2) Un deuxième défi est celui de l’alphabétisation digitale. La révolution digitale et les développements de l’intelligence artificielle étendent à grande vitesse notre accès aux informations et notre capacité de nous connecter les uns les autres, au-delà de l’espace physique. Cependant un grand “fossé digital” persiste, avec des millions de personnes qui restent aux marges car elles sont privées d’accès non seulement aux biens essentiels mais aussi aux technologies de l’information et de la communication. En outre, sur les “autoroutes digitales”, beaucoup sont blessés par la division et par la haine. À cela s’ajoute le grave risque de livrer la vie humaine à la logique des dispositifs qui en décident la valeur. Pour prévenir une technologie mal gérée, hors contrôle et même nuisible pour la personne, il sera donc nécessaire que les politiques et les lois destinées à favoriser l’acquisition des compétences digitales ne négligent pas la plus vaste réflexion éthique sur l’usage des algorithmes, en orientant l’utilisation des nouvelles technologies vers un parcours responsable et humain.

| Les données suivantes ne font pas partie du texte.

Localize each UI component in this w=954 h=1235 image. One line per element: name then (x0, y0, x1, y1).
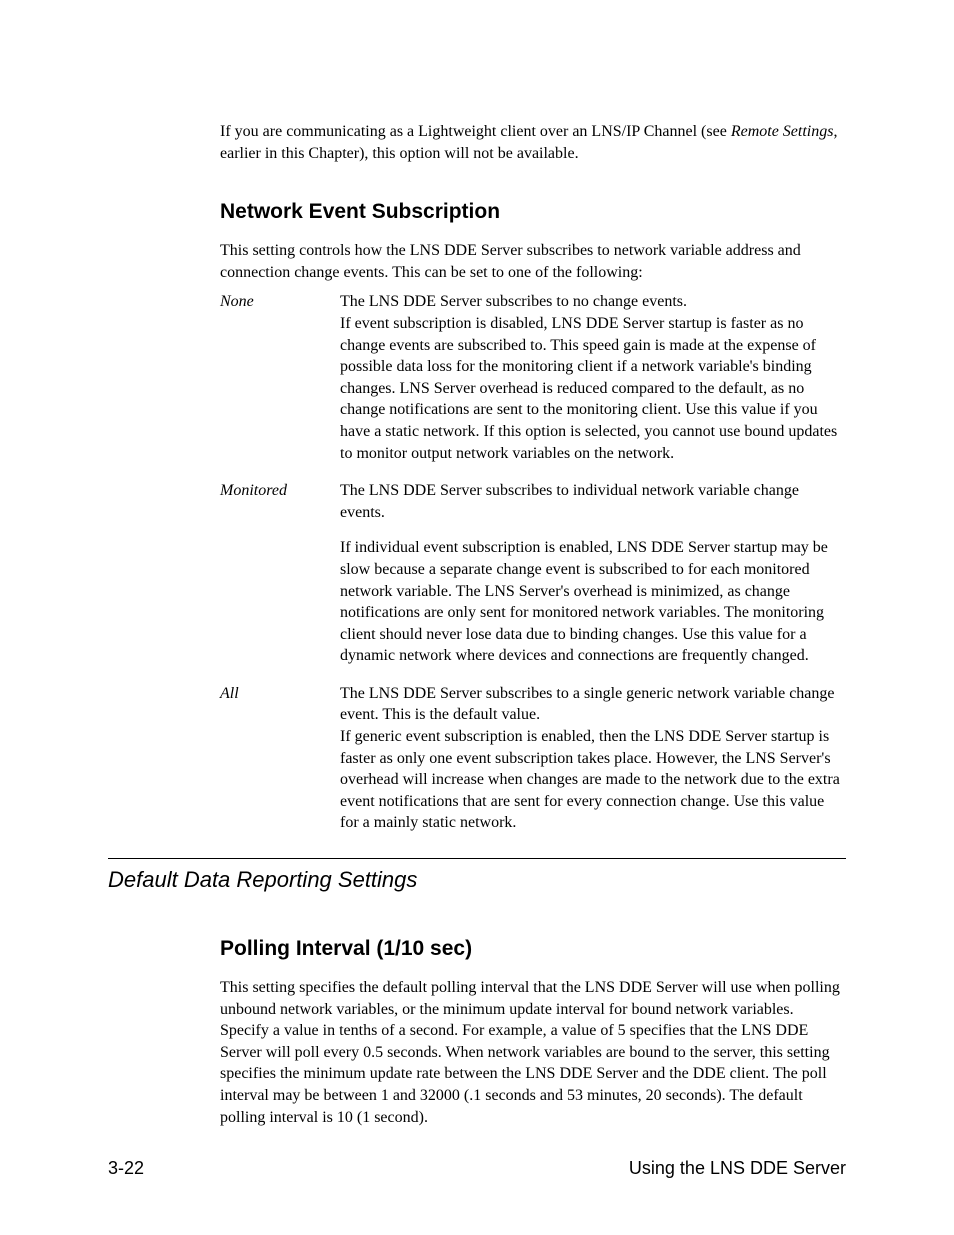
intro-emphasis: Remote Settings (731, 123, 834, 140)
def-row-none: None The LNS DDE Server subscribes to no… (220, 291, 846, 464)
page-body: If you are communicating as a Lightweigh… (0, 0, 954, 1128)
def-row-all: All The LNS DDE Server subscribes to a s… (220, 683, 846, 834)
def-desc: The LNS DDE Server subscribes to no chan… (340, 291, 846, 464)
def-row-monitored: Monitored The LNS DDE Server subscribes … (220, 480, 846, 667)
intro-prefix: If you are communicating as a Lightweigh… (220, 123, 731, 140)
def-para: If generic event subscription is enabled… (340, 726, 846, 834)
def-term: All (220, 683, 340, 705)
def-desc: The LNS DDE Server subscribes to individ… (340, 480, 846, 667)
def-para: The LNS DDE Server subscribes to individ… (340, 480, 846, 523)
def-desc: The LNS DDE Server subscribes to a singl… (340, 683, 846, 834)
nes-lead: This setting controls how the LNS DDE Se… (220, 240, 846, 283)
def-para: The LNS DDE Server subscribes to a singl… (340, 685, 835, 724)
heading-default-data-reporting: Default Data Reporting Settings (108, 867, 846, 893)
page-number: 3-22 (108, 1158, 144, 1179)
section-divider (108, 858, 846, 859)
def-para: If individual event subscription is enab… (340, 537, 846, 667)
def-term: None (220, 291, 340, 313)
chapter-title: Using the LNS DDE Server (629, 1158, 846, 1179)
def-term: Monitored (220, 480, 340, 502)
heading-network-event-subscription: Network Event Subscription (220, 200, 846, 224)
intro-paragraph: If you are communicating as a Lightweigh… (220, 121, 846, 164)
heading-polling-interval: Polling Interval (1/10 sec) (220, 937, 846, 961)
def-para: If event subscription is disabled, LNS D… (340, 313, 846, 464)
definition-table: None The LNS DDE Server subscribes to no… (220, 291, 846, 834)
polling-body: This setting specifies the default polli… (220, 977, 846, 1128)
def-para: The LNS DDE Server subscribes to no chan… (340, 293, 687, 310)
page-footer: 3-22 Using the LNS DDE Server (108, 1158, 846, 1179)
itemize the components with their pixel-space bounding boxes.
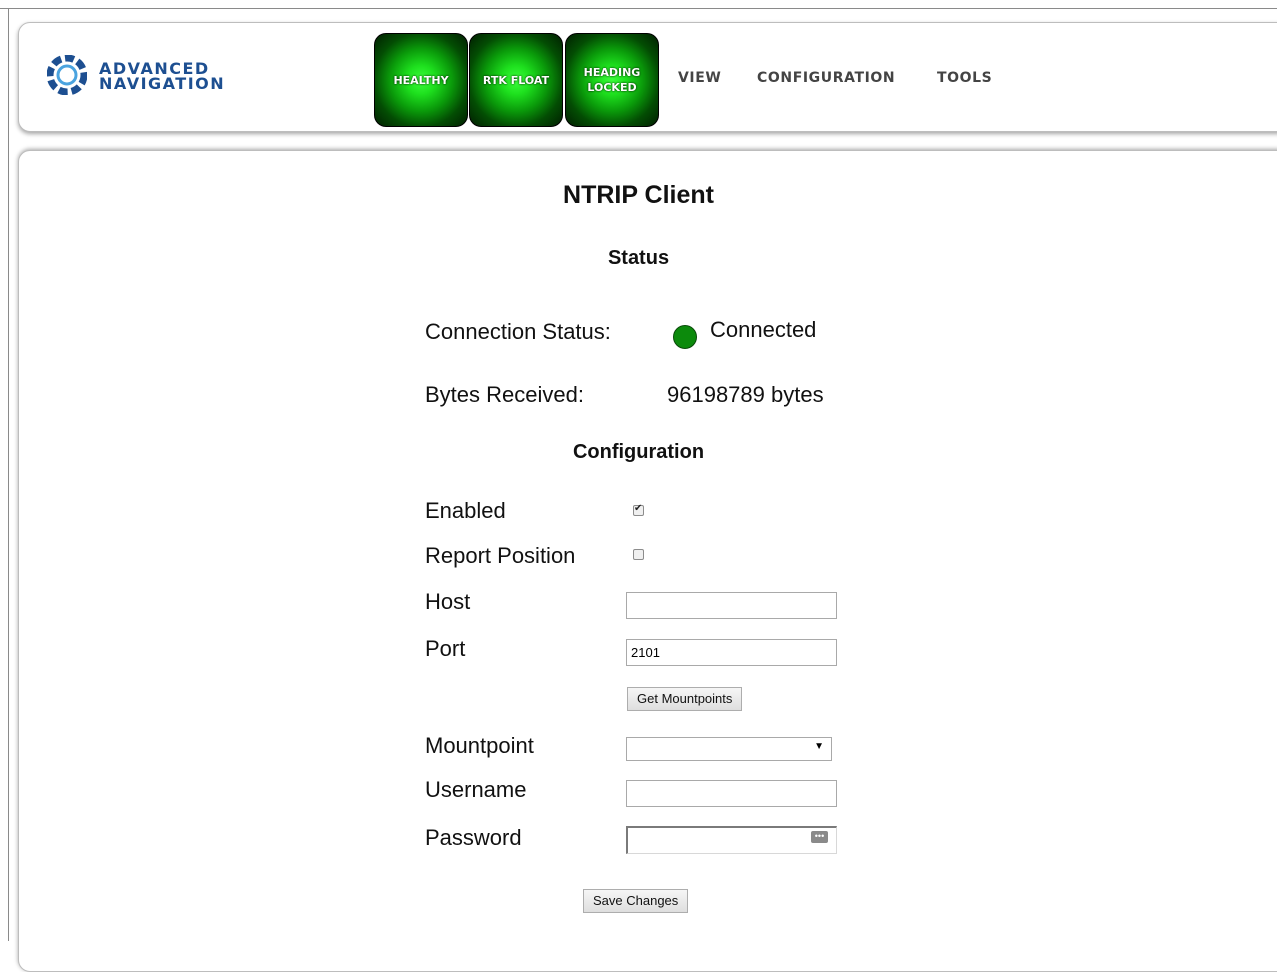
status-heading: Status — [607, 247, 670, 269]
password-manager-icon[interactable]: ••• — [811, 831, 828, 843]
mountpoint-select[interactable]: ▼ — [626, 737, 832, 761]
report-position-label: Report Position — [425, 543, 576, 568]
advanced-navigation-logo-icon — [47, 55, 87, 95]
connection-status-value: Connected — [710, 317, 817, 342]
menu-configuration[interactable]: CONFIGURATION — [757, 70, 895, 86]
heading-indicator-label-line-1: HEADING — [583, 66, 641, 79]
host-label: Host — [425, 589, 471, 614]
connection-status-label: Connection Status: — [425, 319, 611, 344]
healthy-status-indicator[interactable]: HEALTHY — [374, 33, 468, 127]
username-input[interactable] — [626, 780, 837, 807]
heading-locked-status-indicator[interactable]: HEADING LOCKED — [565, 33, 659, 127]
host-input[interactable] — [626, 592, 837, 619]
top-navigation-bar: ADVANCED NAVIGATION HEALTHY RTK FLOAT HE… — [18, 22, 1277, 132]
password-input[interactable]: ••• — [626, 826, 837, 854]
mountpoint-label: Mountpoint — [425, 733, 534, 758]
enabled-label: Enabled — [425, 498, 506, 523]
enabled-checkbox[interactable] — [633, 503, 644, 516]
menu-view[interactable]: VIEW — [678, 70, 721, 86]
rtk-float-status-indicator[interactable]: RTK FLOAT — [469, 33, 563, 127]
brand-name: ADVANCED NAVIGATION — [99, 61, 226, 93]
bytes-received-label: Bytes Received: — [425, 382, 584, 407]
bytes-received-value: 96198789 bytes — [667, 382, 824, 407]
window-frame-left — [8, 8, 9, 941]
page-title: NTRIP Client — [563, 181, 714, 209]
report-position-checkbox[interactable] — [633, 549, 644, 560]
get-mountpoints-button[interactable]: Get Mountpoints — [627, 687, 743, 711]
healthy-indicator-label: HEALTHY — [393, 73, 449, 87]
username-label: Username — [425, 777, 527, 802]
configuration-heading: Configuration — [572, 441, 705, 463]
save-changes-button[interactable]: Save Changes — [583, 889, 689, 913]
connection-status-indicator — [673, 325, 697, 349]
window-frame-top — [0, 8, 1277, 9]
port-label: Port — [425, 636, 466, 661]
brand-line-2: NAVIGATION — [99, 74, 226, 93]
password-label: Password — [425, 825, 522, 850]
rtk-indicator-label: RTK FLOAT — [482, 73, 550, 87]
port-input[interactable] — [626, 639, 837, 666]
menu-tools[interactable]: TOOLS — [937, 70, 992, 86]
heading-indicator-label-line-2: LOCKED — [587, 81, 637, 94]
dropdown-arrow-icon: ▼ — [814, 741, 824, 752]
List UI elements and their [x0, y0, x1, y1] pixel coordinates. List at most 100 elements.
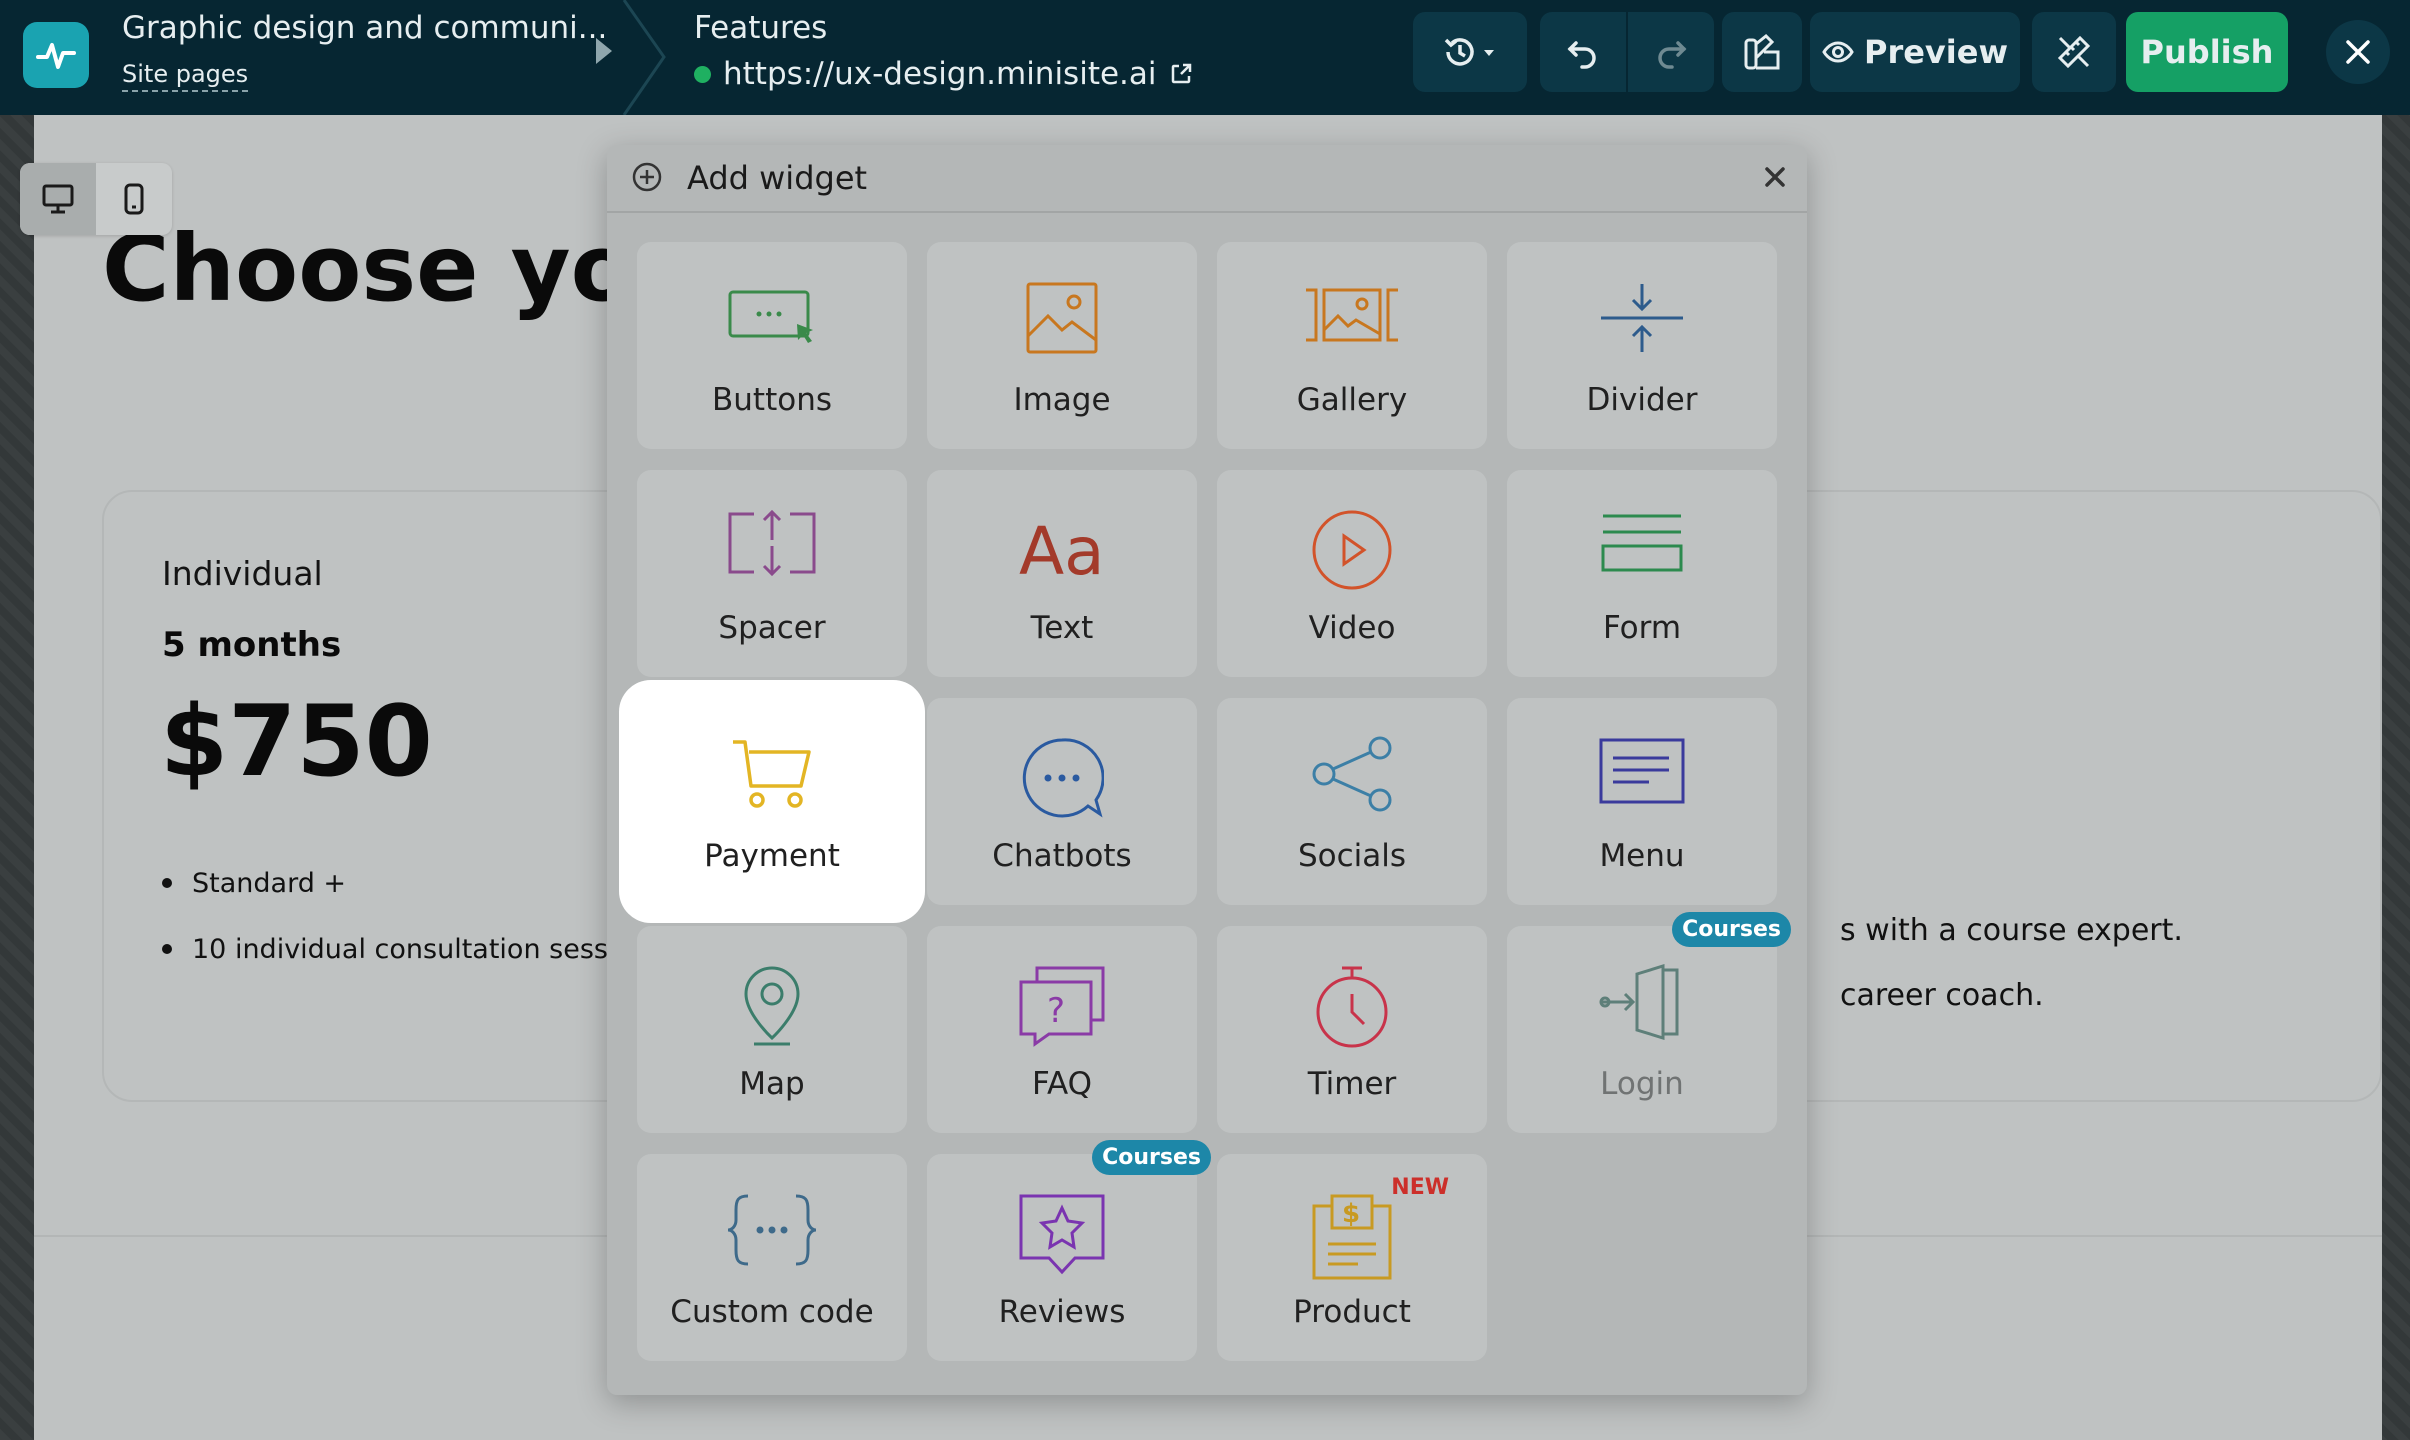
preview-label: Preview: [1863, 33, 2009, 71]
mobile-icon: [124, 183, 144, 215]
site-url-link[interactable]: https://ux-design.minisite.ai: [694, 56, 1193, 92]
widget-tile-text[interactable]: Aa Text: [927, 470, 1197, 677]
widget-tile-image[interactable]: Image: [927, 242, 1197, 449]
widget-label: FAQ: [1031, 1066, 1093, 1102]
svg-text:?: ?: [1047, 991, 1065, 1031]
widget-tile-buttons[interactable]: Buttons: [637, 242, 907, 449]
plus-circle-icon: [632, 162, 662, 192]
widget-label: Chatbots: [992, 838, 1132, 874]
close-icon[interactable]: [1757, 159, 1793, 195]
widget-tile-socials[interactable]: Socials: [1217, 698, 1487, 905]
plan-type: Individual: [162, 554, 323, 593]
widget-tile-login[interactable]: Login Courses: [1507, 912, 1791, 1133]
chat-bubble-icon: [1022, 738, 1104, 818]
code-braces-icon: [727, 1194, 817, 1266]
publish-button[interactable]: Publish: [2126, 12, 2288, 92]
stopwatch-icon: [1316, 966, 1388, 1048]
theme-button[interactable]: [1722, 12, 1802, 92]
spacer-icon: [728, 509, 816, 577]
buttons-icon: [728, 290, 813, 343]
login-icon: [1599, 964, 1679, 1040]
modal-header: Add widget: [607, 145, 1807, 213]
device-toggle: [20, 163, 172, 235]
undo-button[interactable]: [1540, 12, 1626, 92]
app-logo[interactable]: [23, 22, 89, 88]
widget-label: Buttons: [712, 382, 832, 418]
share-icon: [1312, 736, 1392, 812]
mobile-view-button[interactable]: [96, 163, 172, 235]
breadcrumb-chevron-divider: [622, 0, 666, 115]
feature-text-right: s with a course expert.: [1840, 913, 2183, 948]
widget-label: Menu: [1599, 838, 1685, 874]
site-pages-link[interactable]: Site pages: [122, 60, 249, 92]
design-tools-button[interactable]: [2032, 12, 2116, 92]
plan-duration: 5 months: [162, 625, 342, 665]
image-icon: [1026, 282, 1098, 354]
feature-text-right: career coach.: [1840, 978, 2044, 1013]
widget-label: Socials: [1297, 838, 1407, 874]
ruler-pencil-icon: [2057, 35, 2091, 69]
svg-text:$: $: [1342, 1199, 1360, 1229]
plan-price: $750: [160, 685, 433, 799]
paint-bucket-icon: [1744, 33, 1780, 70]
gallery-icon: [1306, 288, 1398, 342]
widget-tile-spacer[interactable]: Spacer: [637, 470, 907, 677]
divider-icon: [1601, 284, 1683, 352]
redo-button[interactable]: [1628, 12, 1714, 92]
list-item: 10 individual consultation sessions w: [162, 916, 642, 982]
widget-tile-divider[interactable]: Divider: [1507, 242, 1777, 449]
map-pin-icon: [744, 966, 800, 1046]
widget-label: Login: [1600, 1066, 1684, 1102]
widget-tile-payment[interactable]: Payment: [637, 698, 907, 905]
menu-icon: [1599, 738, 1685, 804]
add-widget-modal: Add widget Buttons Image Gallery Divider…: [607, 145, 1807, 1395]
new-badge: NEW: [1391, 1175, 1449, 1200]
redo-icon: [1658, 41, 1687, 69]
external-link-icon: [1171, 63, 1191, 84]
widget-label: Timer: [1307, 1066, 1397, 1102]
pulse-logo-icon: [36, 43, 76, 69]
current-page-name[interactable]: Features: [694, 10, 827, 46]
editor-toolbar: Graphic design and communi... Site pages…: [0, 0, 2410, 115]
history-icon: [1444, 38, 1494, 66]
plan-features-list: Standard + 10 individual consultation se…: [162, 850, 642, 982]
undo-icon: [1567, 41, 1596, 69]
courses-badge: Courses: [1092, 1140, 1211, 1175]
widget-label: Video: [1308, 610, 1396, 646]
widget-label: Divider: [1586, 382, 1698, 418]
svg-text:Aa: Aa: [1019, 513, 1105, 584]
eye-icon: [1822, 41, 1854, 63]
widget-tile-map[interactable]: Map: [637, 926, 907, 1133]
product-icon: $: [1312, 1194, 1392, 1280]
widget-label: Map: [739, 1066, 805, 1102]
shopping-cart-icon: [733, 740, 811, 808]
history-button[interactable]: [1413, 12, 1527, 92]
preview-button[interactable]: Preview: [1810, 12, 2020, 92]
widget-tile-video[interactable]: Video: [1217, 470, 1487, 677]
desktop-view-button[interactable]: [20, 163, 96, 235]
widget-tile-custom-code[interactable]: Custom code: [637, 1154, 907, 1361]
widget-tile-reviews[interactable]: Reviews Courses: [927, 1140, 1211, 1361]
widget-tile-product[interactable]: $ Product NEW: [1217, 1154, 1487, 1361]
site-title[interactable]: Graphic design and communi...: [122, 10, 607, 46]
live-status-dot: [694, 65, 711, 83]
list-item: Standard +: [162, 850, 642, 916]
widget-label: Product: [1293, 1294, 1411, 1330]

3) Un troisième défi est celui de l’alphabétisation à l’écologie intégrale. Étant donné que la dégradation de la nature est étroitement liée à la “culture du rejet” qui modèle la coexistence humaine d’aujourd’hui, il s’agira de promouvoir avec patience et ténacité l’apprentissage de comportements plus sobres et solidaires qui, en plus d’avoir un impact direct sur le soin du prochain et de la création, peuvent inspirer à long terme une politique et une économie authentiquement durables pour la qualité de la vie, en faveur de tous les peuples de la terre et surtout de ceux qui se trouvent dans les situations les plus défavorisées et qui sont à risque.
Le Saint-Père adresse à toutes et à tous ses meilleurs vœux et vous assure de ses prières pour la fécondité des réflexions de cette journée, ainsi que pour le succès de votre engagement en faveur d’une alphabétisation qui vise à poser les fondations de sociétés durables et pacifiques. Sur vous, sur vos collaborateurs et sur tous les réseaux engagés dans l’alphabétisation, le Pape François invoque d’abondantes bénédictions de sagesse, de joie et de paix.